There are no days off during the expedition time, and everyone has become accustomed to it. The ice can melt away if we will not do everything at our full capacity. The work is in full swing! The rope is being marked on winches, new strings are being assembled and old ones repaired near the mainas, the bottom cable is being run under the ice, the equipment is being tested at the shore station before its submerging into the water.

Our team is harmonious, well-coordinated and very friendly. All the “Baikalians” are flexible multifield experts and everybody does everything: hitting the ice, bearing heavy loads, mounting detectors. Almost everyone is worth being a documentary film protagonist. They are real enthusiasts. Some of them have been working here for 40 years.
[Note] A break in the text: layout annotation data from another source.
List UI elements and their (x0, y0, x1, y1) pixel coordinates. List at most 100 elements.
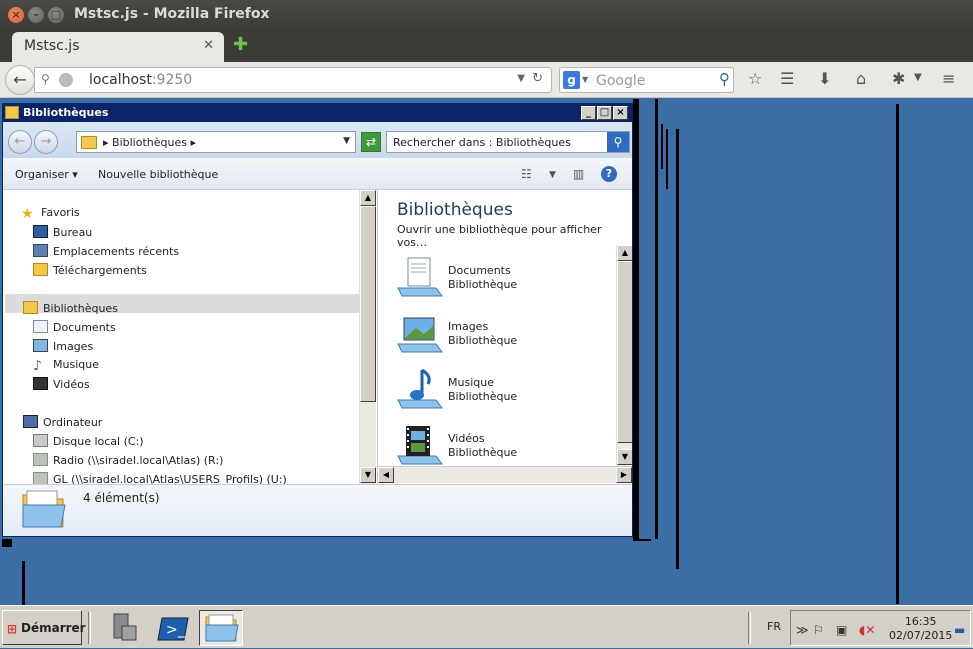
organize-label: Organiser (15, 168, 69, 181)
nav-item-computer[interactable]: Ordinateur (23, 415, 102, 432)
server-manager-icon (113, 613, 137, 641)
nav-item-music[interactable]: ♪ Musique (33, 358, 99, 375)
bookmark-star-icon[interactable]: ☆ (748, 69, 762, 88)
nav-item-recent[interactable]: Emplacements récents (33, 244, 179, 261)
scroll-right-arrow-icon[interactable]: ▶ (616, 467, 632, 483)
explorer-taskbar-button[interactable] (199, 610, 243, 646)
explorer-maximize-button[interactable]: □ (597, 106, 612, 120)
address-dropdown-icon[interactable]: ▼ (343, 136, 350, 146)
breadcrumb[interactable]: ▸ Bibliothèques ▸ (103, 136, 196, 149)
nav-item-documents[interactable]: Documents (33, 320, 116, 337)
explorer-search-placeholder: Rechercher dans : Bibliothèques (393, 136, 571, 149)
arrow-left-icon: ← (13, 70, 27, 89)
tab-mstsc[interactable]: Mstsc.js ✕ (12, 32, 224, 62)
url-text[interactable]: localhost:9250 (89, 72, 192, 88)
addon-dropdown-icon[interactable]: ▼ (914, 72, 922, 83)
nav-item-videos[interactable]: Vidéos (33, 377, 90, 394)
start-button[interactable]: ⊞ Démarrer (2, 610, 86, 645)
render-artifact (661, 124, 663, 169)
scroll-thumb[interactable] (617, 261, 632, 443)
explorer-close-button[interactable]: × (613, 106, 628, 120)
nav-item-favorites[interactable]: ★ Favoris (21, 206, 80, 223)
render-artifact (896, 104, 899, 604)
addon-icon[interactable]: ✱ (892, 69, 905, 88)
powershell-taskbar-button[interactable]: >_ (152, 610, 196, 646)
explorer-minimize-button[interactable]: _ (581, 106, 596, 120)
new-library-button[interactable]: Nouvelle bibliothèque (98, 168, 218, 181)
action-center-flag-icon[interactable]: ⚐ (813, 623, 824, 637)
language-indicator[interactable]: FR (767, 620, 781, 633)
scroll-up-arrow-icon[interactable]: ▲ (360, 190, 376, 206)
explorer-window[interactable]: Bibliothèques _ □ × ← → ▸ Bibliothèques … (2, 103, 633, 537)
address-box[interactable]: ▸ Bibliothèques ▸ ▼ (76, 131, 356, 153)
libraries-icon (5, 106, 19, 119)
home-icon[interactable]: ⌂ (856, 69, 866, 88)
explorer-back-button[interactable]: ← (8, 130, 32, 154)
music-library-icon (397, 368, 443, 409)
window-minimize-button[interactable]: – (28, 7, 44, 23)
nav-label: Vidéos (53, 378, 90, 391)
download-icon[interactable]: ⬇ (818, 69, 831, 88)
nav-item-images[interactable]: Images (33, 339, 93, 356)
film-icon (33, 377, 48, 390)
scroll-thumb[interactable] (360, 206, 376, 402)
back-button[interactable]: ← (5, 65, 35, 95)
preview-pane-icon[interactable]: ▥ (573, 167, 584, 181)
server-manager-taskbar-button[interactable] (102, 610, 146, 646)
url-history-dropdown-icon[interactable]: ▼ (517, 73, 525, 84)
menu-icon[interactable]: ≡ (942, 69, 955, 88)
url-host: localhost (89, 72, 152, 88)
url-bar[interactable]: ⚲ localhost:9250 ▼ ↻ (34, 67, 552, 93)
search-icon[interactable]: ⚲ (719, 70, 730, 88)
search-icon[interactable]: ⚲ (607, 132, 629, 152)
scroll-down-arrow-icon[interactable]: ▼ (360, 467, 376, 483)
tab-strip: Mstsc.js ✕ (0, 30, 973, 62)
show-hidden-icons-icon[interactable]: ≫ (796, 623, 809, 637)
nav-item-desktop[interactable]: Bureau (33, 225, 92, 242)
start-label: Démarrer (21, 621, 86, 635)
libraries-folder-icon (205, 614, 239, 642)
scroll-left-arrow-icon[interactable]: ◀ (378, 467, 394, 483)
organize-menu[interactable]: Organiser ▾ (15, 168, 78, 181)
window-maximize-button[interactable]: □ (48, 7, 64, 23)
reading-list-icon[interactable]: ☰ (780, 69, 794, 88)
nav-item-downloads[interactable]: Téléchargements (33, 263, 147, 280)
libraries-folder-icon (22, 490, 66, 528)
nav-item-gl-drive[interactable]: GL (\\siradel.local\Atlas\USERS_Profils)… (33, 472, 287, 484)
show-desktop-icon[interactable]: ▬ (954, 623, 965, 637)
scroll-up-arrow-icon[interactable]: ▲ (617, 245, 632, 261)
refresh-button[interactable]: ⇄ (361, 132, 381, 152)
explorer-search-box[interactable]: Rechercher dans : Bibliothèques ⚲ (386, 131, 630, 153)
explorer-titlebar[interactable]: Bibliothèques _ □ × (3, 104, 632, 122)
render-artifact (633, 539, 651, 541)
nav-label: Disque local (C:) (53, 435, 144, 448)
view-dropdown-icon[interactable]: ▼ (549, 170, 556, 180)
help-icon[interactable]: ? (601, 166, 617, 182)
system-tray: ≫ ⚐ ▣ ◖✕ 16:35 02/07/2015 ▬ (790, 610, 971, 646)
nav-item-radio-drive[interactable]: Radio (\\siradel.local\Atlas) (R:) (33, 453, 223, 470)
nav-item-local-disk[interactable]: Disque local (C:) (33, 434, 144, 451)
google-engine-icon[interactable]: g (563, 71, 580, 89)
window-close-button[interactable]: × (8, 7, 24, 23)
nav-scrollbar[interactable]: ▲ ▼ (359, 190, 376, 484)
search-bar[interactable]: g ▼ Google ⚲ (559, 67, 734, 93)
content-subheading: Ouvrir une bibliothèque pour afficher vo… (397, 223, 602, 249)
clock[interactable]: 16:35 02/07/2015 (889, 615, 952, 643)
identity-icon[interactable]: ⚲ (41, 72, 50, 86)
scroll-down-arrow-icon[interactable]: ▼ (617, 449, 632, 465)
clock-time: 16:35 (904, 615, 937, 628)
volume-muted-icon[interactable]: ◖✕ (859, 623, 875, 637)
content-hscrollbar[interactable]: ◀ ▶ (378, 466, 632, 483)
view-options-icon[interactable]: ☷ (521, 167, 532, 181)
tab-title: Mstsc.js (24, 38, 80, 54)
explorer-forward-button[interactable]: → (34, 130, 58, 154)
engine-dropdown-icon[interactable]: ▼ (582, 75, 588, 84)
reload-icon[interactable]: ↻ (532, 71, 543, 86)
network-icon[interactable]: ▣ (836, 623, 847, 637)
star-icon: ★ (21, 206, 34, 222)
tab-close-icon[interactable]: ✕ (203, 38, 214, 53)
new-tab-icon[interactable]: ✚ (233, 34, 248, 55)
nav-item-libraries[interactable]: Bibliothèques (23, 301, 118, 318)
content-scrollbar[interactable]: ▲ ▼ (616, 245, 632, 466)
taskbar-separator (88, 612, 91, 644)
Several young people arrived from Irkutsk for a couple of days, boys and girls, students and early-career academics. They joined quickly in and became at once a part of our team. 

Earlier, there were no girls among Baikal expedition members, just virtually no ones. Now there are four of them (to tell the truth, only till Monday). Surely, they have changed our ice camp life.

First of all, some of the guys suddenly displayed great rhetoric skills and started to explain to the girls in a flowery way (this is true) and for a long time (and this is also absolutely true) the local arrangements and their purpose on a global scale. It made the rest of us, not so high-flown and ingenious speakers, work harder and more. After a while, everyone went back to work, the girls also got their tasks and finally we managed to catch up our schedule.

Secondly, we have more fun with them. They find new ways of applying ordinary things with standard functions. 

 
What is more, the guys are extremely creative too. For instance, they brew up some tea from cables.

It could seem that we have gone insane, but this procedure is quite reasonable. All modules and cables are joined through special underwater connectors that allow connection even in water. The connectors freeze in the cold air and it is difficult to insert them into one another. The joining goes smoother if one of the connectors is heated up. For this reason, they are heated up to the 60 degrees Celsius in the kettles like this one.

We spend a lot of time handling the central modules. There are six cables from the bottom optical modules, other six from the upper ones, two from acoustic modules and the main 9-pin cable. God forbid if we mix up anything! That is why we always perform a blind test. One of us tells the cable name and the other one looks up in the register and says aloud where this cable should be connected to. If the register entry matches the reality, we continue our test.

 

During our drive to lunch we do not listen to Tsoy’s songs any more.

There was a lot to do. Almost without breaks. By the end of the day, we have the following status.

On the third cluster, on the fourth string, we finally reached the defect unit and brought it to the shore. It will be checked and repaired there.

On the new fourth cluster, the construction is going ahead.

• Bair has posed for our team the goal to assemble one string a day. We did our best even faster and better-coordinated, it felt as if we were a Formula-1-pit-stop team. Apparently, not to the full extent. We just mounted two sections of three, the bottom and the middle one.
• On the first string, we assembled and tested the string module.
• We marked the wire cable.
• We tied floats that pull the wire cable up.
• More than 350 optical modules were tested.

The running of the bottom cable is still being prepared. “Measure three times before you cut once”. A little bit later we will check everything once more.